L'infirmière Libérale Magazine n° 355 du 01/02/2019

 

ADDICTIONS

ACTUALITÉ

Lisette Gries  

Les professionnels de l’addictologie déplorent un hiatus entre le diagnostic posé par le Plan national contre les addictions et les pistes d’actions envisagées, pas assez concrètes pour répondre à leurs attentes.

Le 8 janvier, la Mildeca (Mission interministérielle de lutte contre les drogues et les conduites addictives) a publié son Plan national de mobilisation contre les addictions 2018-2022(1). D’abord annoncée pour mars 2018, la parution de ce plan a été repoussée une première fois par un délai accordé par l’Élysée à la filière viticole pour apporter ses contributions, puis par une opposition des professionnels de santé. Au final, la Mildeca livre un document qui s’organise autour de dix-neuf objectifs, regroupés dans six axes principaux : la prévention, les conséquences des addictions, la lutte contre les trafics, la recherche, la coopération internationale et la répartition des moyens sur le territoire.

Protéger les plus vulnérables

Le défi est de taille, « dans un contexte où la France compte chaque jour 13 millions de fumeurs de tabac, 5 millions de consommateurs d’alcool quodidien et 700 000 usagers de cannabis ». Dès l’introduction, Édouard Philippe rappelle d’ailleurs que « chaque année, le tabac et l’alcool sont responsables du décès respectivement de 73 000 et de 49 000 personnes ». La Mildeca préconise ainsi de protéger les plus jeunes, dès la vie utérine, en combattant l’alcoolisation fœtale. Les adolescents, dont le cerveau est plus vulnérable à la toxicité des différents produits psychoactifs, doivent aussi faire l’objet d’une attention particulière. Le rapport recommande par exemple de véhiculer un discours clair sur les risques des conduites addictives et de renforcer l’interdiction de vente d’alcool et de tabac aux mineurs. Concernant la prise en charge des personnes dépendantes, le plan prévoit que la formation en addictologie des soignants de premier recours soit renforcée, et que des parcours de soins structurés et accessibles soient développés.

Lobby des alcooliers

Les représentants des professionnels de l’addictologie pointent un décalage entre l’analyse, jugée pertinente, et « la faiblesse des actions proposées », comme l’exprime la Fédération française d’addictologie (FFA) à l’agence APM news. « Nous attendions un calendrier précis, des objectifs chiffrés, des moyens détaillés », regrette le Dr Bernard Basset, vice-président de l’Association nationale de prévention en alcoologie et addictologie (Anpaa), interrogé par L’Infirmière libérale magazine.

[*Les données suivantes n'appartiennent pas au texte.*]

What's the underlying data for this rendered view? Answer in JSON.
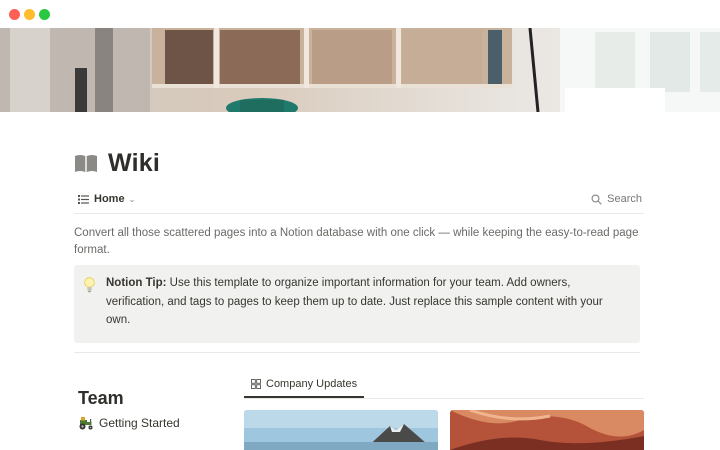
{
  "window": {
    "controls": [
      "close",
      "minimize",
      "zoom"
    ],
    "colors": {
      "close": "#fe5f57",
      "minimize": "#febc2e",
      "zoom": "#28c840"
    }
  },
  "cover": {
    "description_icon": "office-cover-image"
  },
  "page": {
    "icon": "book-icon",
    "title": "Wiki"
  },
  "viewbar": {
    "home_label": "Home",
    "search_label": "Search"
  },
  "intro": "Convert all those scattered pages into a Notion database with one click — while keeping the easy-to-read page format.",
  "callout": {
    "icon": "lightbulb-icon",
    "label": "Notion Tip:",
    "text": " Use this template to organize important information for your team. Add owners, verification, and tags to pages to keep them up to date. Just replace this sample content with your own."
  },
  "team": {
    "heading": "Team",
    "items": [
      {
        "icon": "tractor-icon",
        "label": "Getting Started"
      }
    ]
  },
  "gallery": {
    "tab_label": "Company Updates",
    "tab_icon": "gallery-grid-icon",
    "cards": [
      {
        "image": "mountain-image"
      },
      {
        "image": "canyon-image"
      }
    ]
  }
}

Autre point d’agacement des professionnels : le volet « alcool ». « On est dans la maigreur absolue, il n’y a rien de concret, déplore le Dr Basset. Nous proposons des mesures efficaces comme l’introduction d’un prix minimum pour décourager les jeunes, à l’instar de l’Écosse et de l’Irlande, ou encore l’établissement d’une fiscalité indexée sur le degré d’alcool. Mais l’action du lobby des alcooliers a été encore plus spectaculaire qu’à l’accoutumée. » En janvier, une dizaine d’addictologues ont publié une tribune dans le quotidien Le Monde pour dénoncer « la démission gouvernementale » face à l’alcool. Enfin, si le discours concernant les risques du cannabis apparaît comme équilibré, sa contraventionnalisation laisse les professionnels dubitatifs. « La légalisation et son contrôle sont la seule solution pour mettre fin à l’économie souterraine et pour disposer des outils classiques de lutte contre la dépendance », estime le Dr Basset.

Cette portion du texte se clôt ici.